Democratic Alliance garnered 2.55 percent of the vote in the last election, short of the three percent threshold required for parliamentary representation.
A couple of weeks ago, Dora Bakoyannis claimed that the era of two-party domination in Greece was over. Now, she goes back to where she started under the man that caused her father’s political disaster and stopped her from becoming Greece’s first woman Prime Minister.
A Cretan Vendetta
In Greece, the custom of vendettas is mainly  found in two parts of the country – Crete, where Bakogiannis comes from, and in Mani, where Samaras comes from.
Dora Bakogiannis would become the first woman Prime Minister in Greece if it wasn’t for Antonis Samaras, ND’s current leader she would have succeeded. Two years ago, Bakogiannis lost the battle for presidency of New Democracy to Samaras. But there was no love lost between Samaras and Bakoyannis before their fractious leadership race. The famous vendetta between Dora’s father, ex-prime minister, Cretan-born Konstantinos Mitsotakis, and Antonis Samaras goes back to 1993 and it is full of passion, hate and revenge  just like all Cretan vendettas.
Samaras served as Minister of Foreign Affairs in the Mitsotakis government. After being removed from his post in 1992, he founded his own party Political Spring, located politically to the right of New Democracy. The defection of one member of Parliament from New Democracy to Samaras’ party caused the government’s fall from power in 1993.

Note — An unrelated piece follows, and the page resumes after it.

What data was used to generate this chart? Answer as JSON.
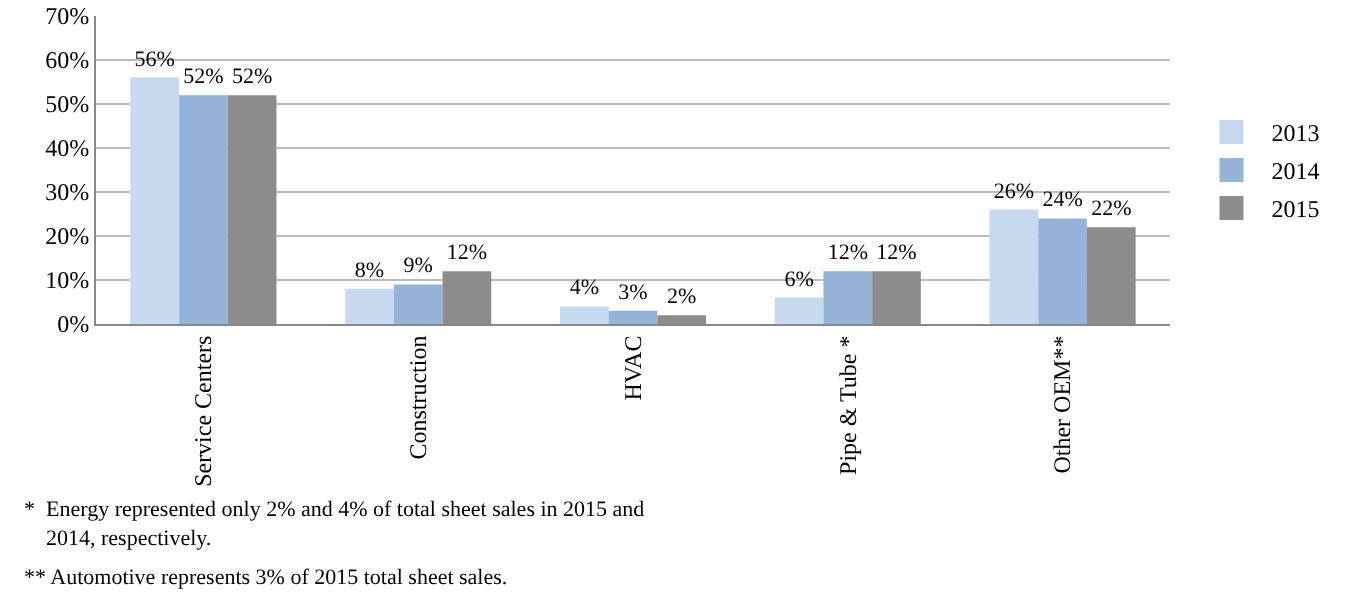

His decision to cross the Prime Minister by adopting an approach on the Macedonian issue that was too strident, proved ill-fated as Samaras’s party, Political Spring, burnt brightly and then fizzled out during the course of the 90’s, never managing to gather more than 5 percent of the vote. Since then Samaras was the red flag for the Mitsotakis family, who literally eliminated him for almost ten years before Kostas Karamanlis appointed him as Minister of Culture in 2009.
New Democracy Elections 2009
Contrary to what many people thought, the ND leadership contest never went to a second round, as Samaras edged past the 50 percent mark to dash the longstanding hopes that Dora Bakoyannis had of leading the conservative party.

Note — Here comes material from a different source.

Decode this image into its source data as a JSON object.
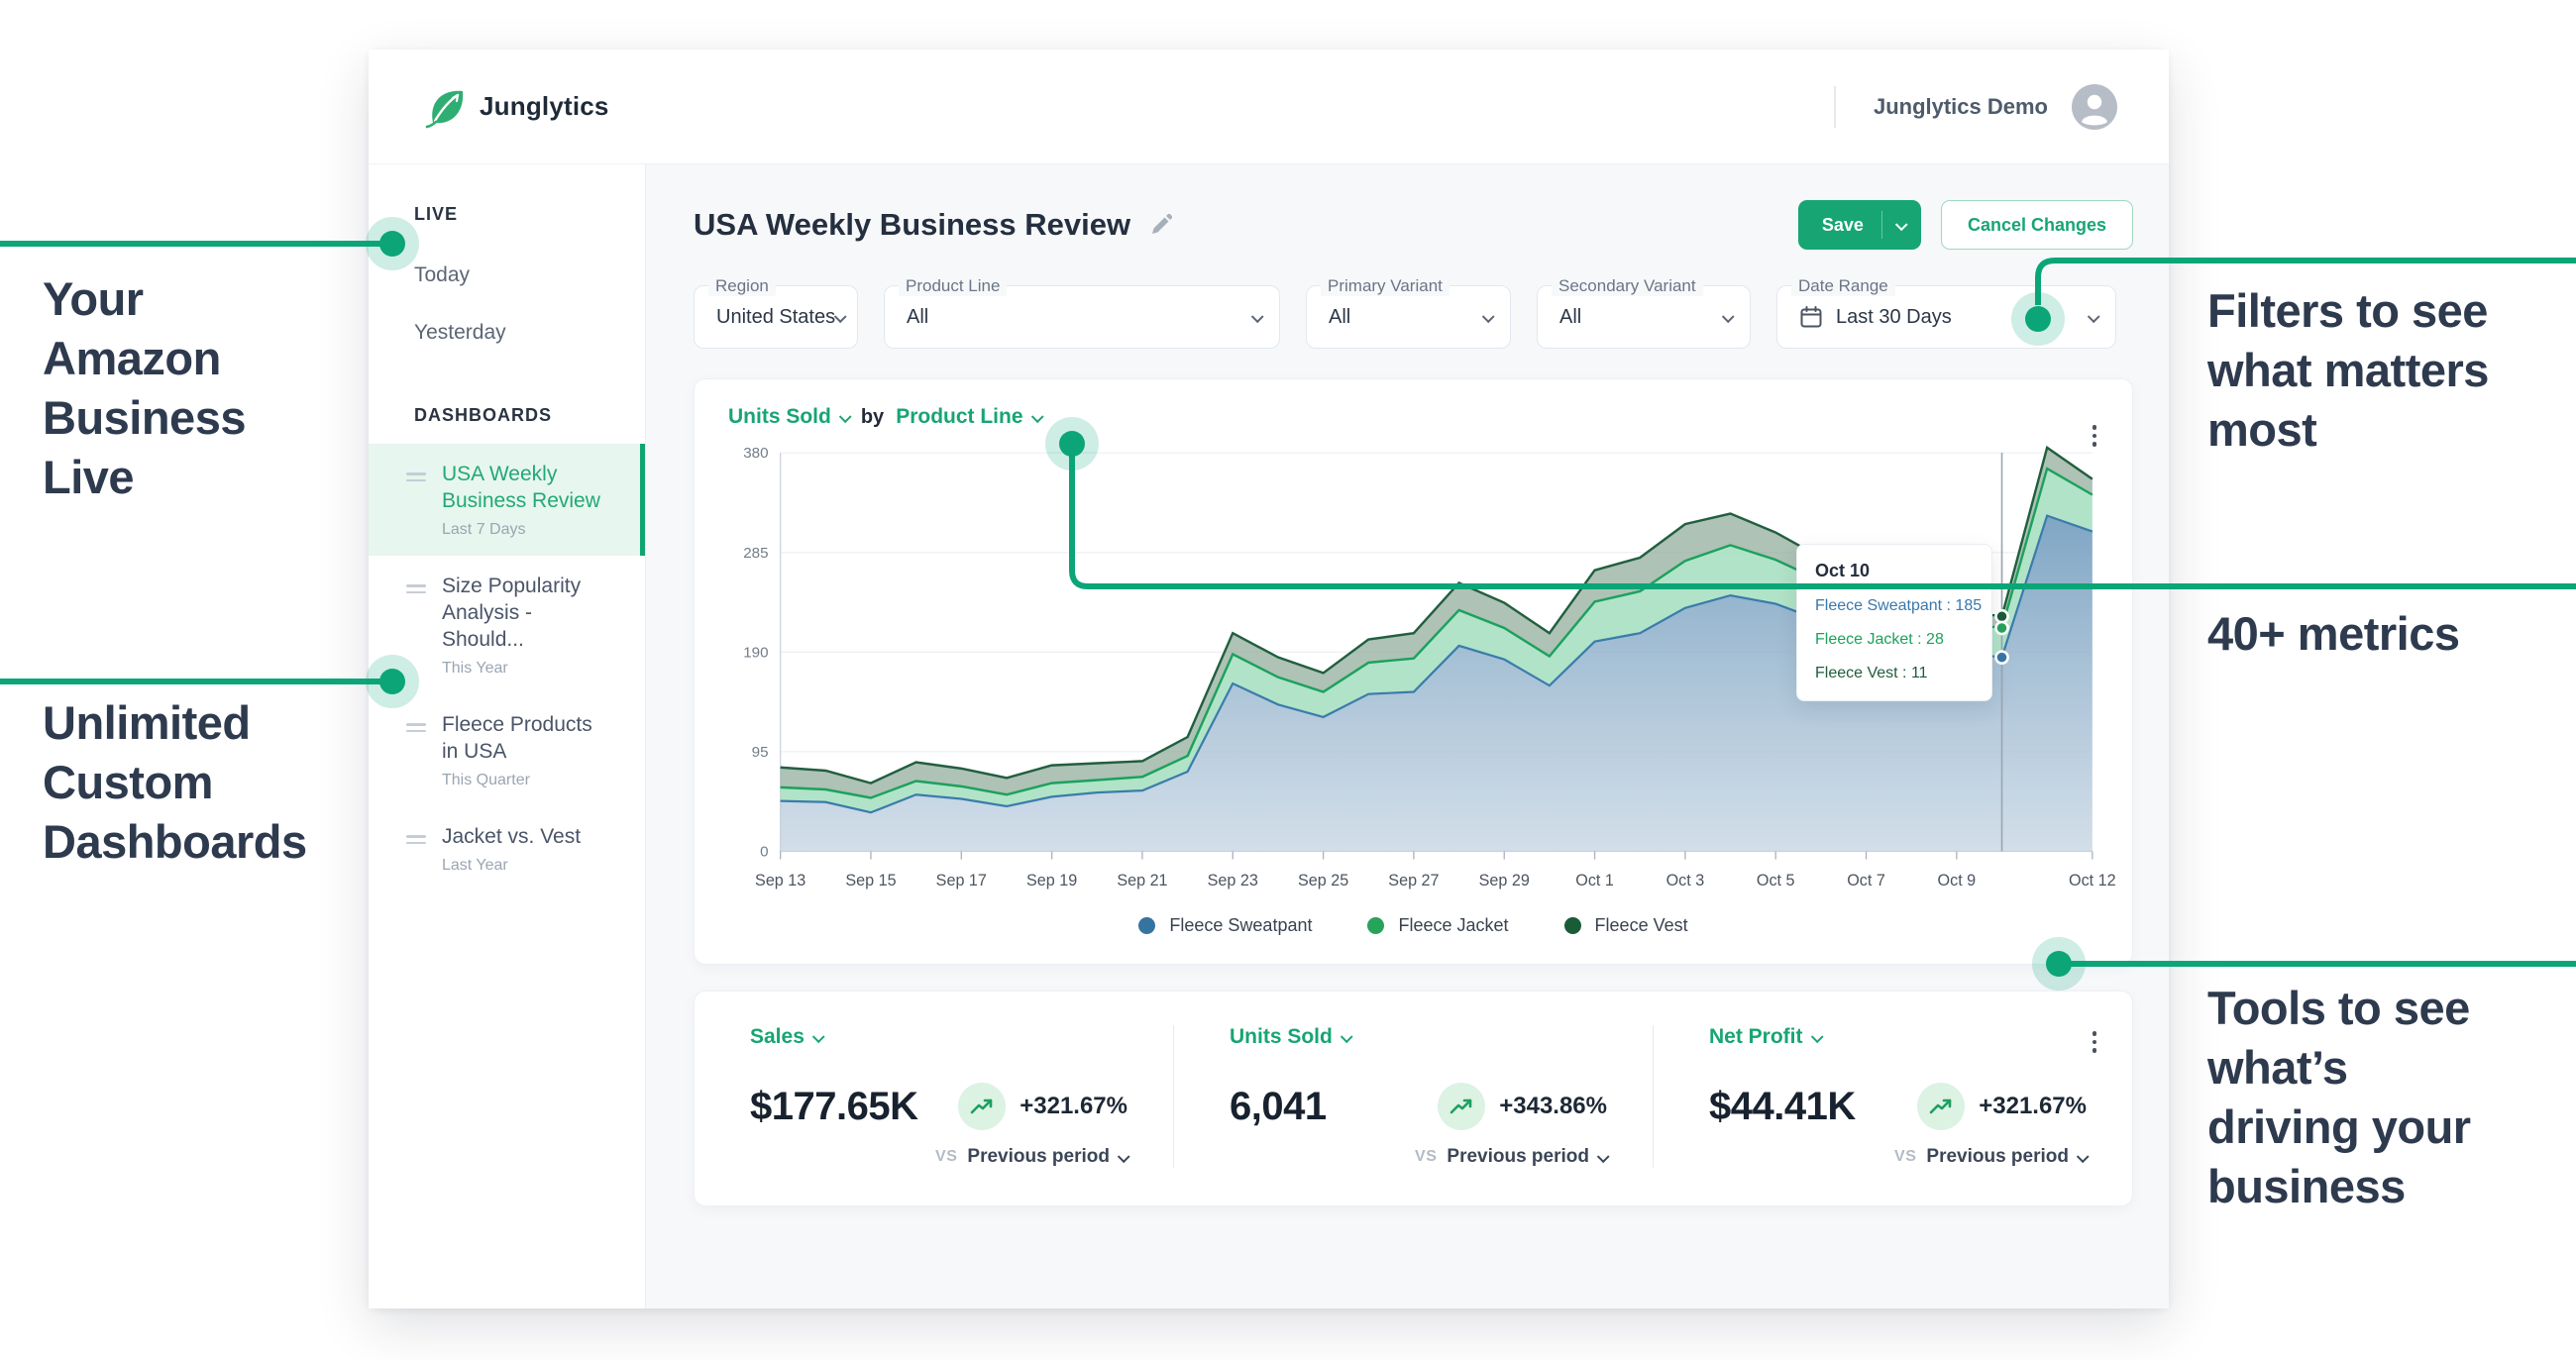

Right after Bakoyannis lost to Samaras, she said that she is a “fighter” and she will remain in the party, while all the commentators argued that her exiting from the party was only a matter of time. Their predictions were confirmed when Bakoyannis forced the party leadership to disassociate her in May after her positive vote on the memorandum of economic aid between Greece and the International Monetary Fund, European Central Bank and European Commission, contrary to the party line.
She then quit the party and – just like Samaras did back in 1993 – she formed her own, the Democratic Alliance, but only a handful of conservative deputies followed her, and the dramatic mass exodus dreamed or schemed of never actually occurred.
The Mitsotakis Dynasty
Family plays the main part in Cretan vendettas and so it does in Antonis-Dora vendetta. Dora comes from a big, traditional Cretan family with very strong ties but other than being traditional, the Mitsotakis famliy is one of three families that have ruled Greece for the past 35 years. Along with the Karamanlis and the Papandreou families, they established a system of economic patronage. They threw around billions the government didn’t actually have and showered friends and relatives with prosperity that was all based on credit.
Just like all Cretan families, the Mitsotakis family are very close; in fact this family is a good example of how nepotism – the favoritism granted to relatives and friends regardless of their merits – has been a common practice in Greece. Dora’s father was a Prime minister, and came from a political family; his father and grandfathers were members of parliament, and the great liberal leader Eleftherios Venizelos was his uncle. Dora herself became mayor of Athens and a minister in the Karamanlis government, Dora’s brother is an MP in New Democracy and Dora’s son, Kostas Bakogiannis is the mayor of Karepenisi, a town in Nothern Greece.